How do I ensure a sequence has a certain length? - c#

I want to check that an IEnumerable contains exactly one element. This snippet does work:
bool hasOneElement = seq.Count() == 1
However it's not very efficient, as Count() will enumerate the entire list. Obviously, knowing a list is empty or contains more than 1 element means it's not empty. Is there an extension method that has this short-circuiting behaviour?

This should do it:
public static bool ContainsExactlyOneItem<T>(this IEnumerable<T> source)
{
using (IEnumerator<T> iterator = source.GetEnumerator())
{
// Check we've got at least one item
if (!iterator.MoveNext())
{
return false;
}
// Check we've got no more
return !iterator.MoveNext();
}
}
You could elide this further, but I don't suggest you do so:
public static bool ContainsExactlyOneItem<T>(this IEnumerable<T> source)
{
using (IEnumerator<T> iterator = source.GetEnumerator())
{
return iterator.MoveNext() && !iterator.MoveNext();
}
}
It's the sort of trick which is funky, but probably shouldn't be used in production code. It's just not clear enough. The fact that the side-effect in the LHS of the && operator is required for the RHS to work appropriately is just nasty... while a lot of fun ;)
EDIT: I've just seen that you came up with exactly the same thing but for an arbitrary length. Your final return statement is wrong though - it should be return !en.MoveNext(). Here's a complete method with a nicer name (IMO), argument checking and optimization for ICollection/ICollection<T>:
public static bool CountEquals<T>(this IEnumerable<T> source, int count)
{
if (source == null)
{
throw new ArgumentNullException("source");
}
if (count < 0)
{
throw new ArgumentOutOfRangeException("count",
"count must not be negative");
}
// We don't rely on the optimizations in LINQ to Objects here, as
// they have changed between versions.
ICollection<T> genericCollection = source as ICollection<T>;
if (genericCollection != null)
{
return genericCollection.Count == count;
}
ICollection nonGenericCollection = source as ICollection;
if (nonGenericCollection != null)
{
return nonGenericCollection.Count == count;
}
// Okay, we're finally ready to do the actual work...
using (IEnumerator<T> iterator = source.GetEnumerator())
{
for (int i = 0; i < count; i++)
{
if (!iterator.MoveNext())
{
return false;
}
}
// Check we've got no more
return !iterator.MoveNext();
}
}
EDIT: And now for functional fans, a recursive form of CountEquals (please don't use this, it's only here for giggles):
public static bool CountEquals<T>(this IEnumerable<T> source, int count)
{
if (source == null)
{
throw new ArgumentNullException("source");
}
if (count < 0)
{
throw new ArgumentOutOfRangeException("count",
"count must not be negative");
}
using (IEnumerator<T> iterator = source.GetEnumerator())
{
return IteratorCountEquals(iterator, count);
}
}
private static bool IteratorCountEquals<T>(IEnumerator<T> iterator, int count)
{
return count == 0 ? !iterator.MoveNext()
: iterator.MoveNext() && IteratorCountEquals(iterator, count - 1);
}
EDIT: Note that for something like LINQ to SQL, you should use the simple Count() approach - because that'll allow it to be done at the database instead of after fetching actual results.
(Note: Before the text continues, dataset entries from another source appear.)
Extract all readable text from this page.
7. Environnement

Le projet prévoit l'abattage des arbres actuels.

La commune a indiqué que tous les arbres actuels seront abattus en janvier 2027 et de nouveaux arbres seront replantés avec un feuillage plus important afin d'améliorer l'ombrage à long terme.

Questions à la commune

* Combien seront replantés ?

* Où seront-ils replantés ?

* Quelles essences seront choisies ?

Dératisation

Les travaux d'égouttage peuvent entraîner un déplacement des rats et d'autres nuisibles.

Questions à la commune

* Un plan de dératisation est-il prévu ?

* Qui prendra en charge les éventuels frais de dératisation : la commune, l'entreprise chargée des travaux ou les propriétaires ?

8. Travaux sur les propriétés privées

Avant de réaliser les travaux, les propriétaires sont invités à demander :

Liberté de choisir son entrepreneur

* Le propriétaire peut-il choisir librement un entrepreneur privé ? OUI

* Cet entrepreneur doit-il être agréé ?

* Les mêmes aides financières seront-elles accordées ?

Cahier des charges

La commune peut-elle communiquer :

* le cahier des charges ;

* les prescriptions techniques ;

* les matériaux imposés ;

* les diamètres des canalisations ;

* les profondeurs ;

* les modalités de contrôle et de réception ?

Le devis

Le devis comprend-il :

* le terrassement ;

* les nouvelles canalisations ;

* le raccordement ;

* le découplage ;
No, but you can write one yourself:
public static bool HasExactly<T>(this IEnumerable<T> source, int count)
{
if(source == null)
throw new ArgumentNullException("source");
if(count < 0)
return false;
return source.Take(count + 1).Count() == count;
}
EDIT: Changed from atleast to exactly after clarification.
For a more general and efficient solution (which uses only 1 enumerator and checks if the sequence implements ICollection or ICollection<T> in which case enumeration is not necessary), you might want to take a look at my answer here, which lets you specify whether you are looking forExact,AtLeast, orAtMost tests.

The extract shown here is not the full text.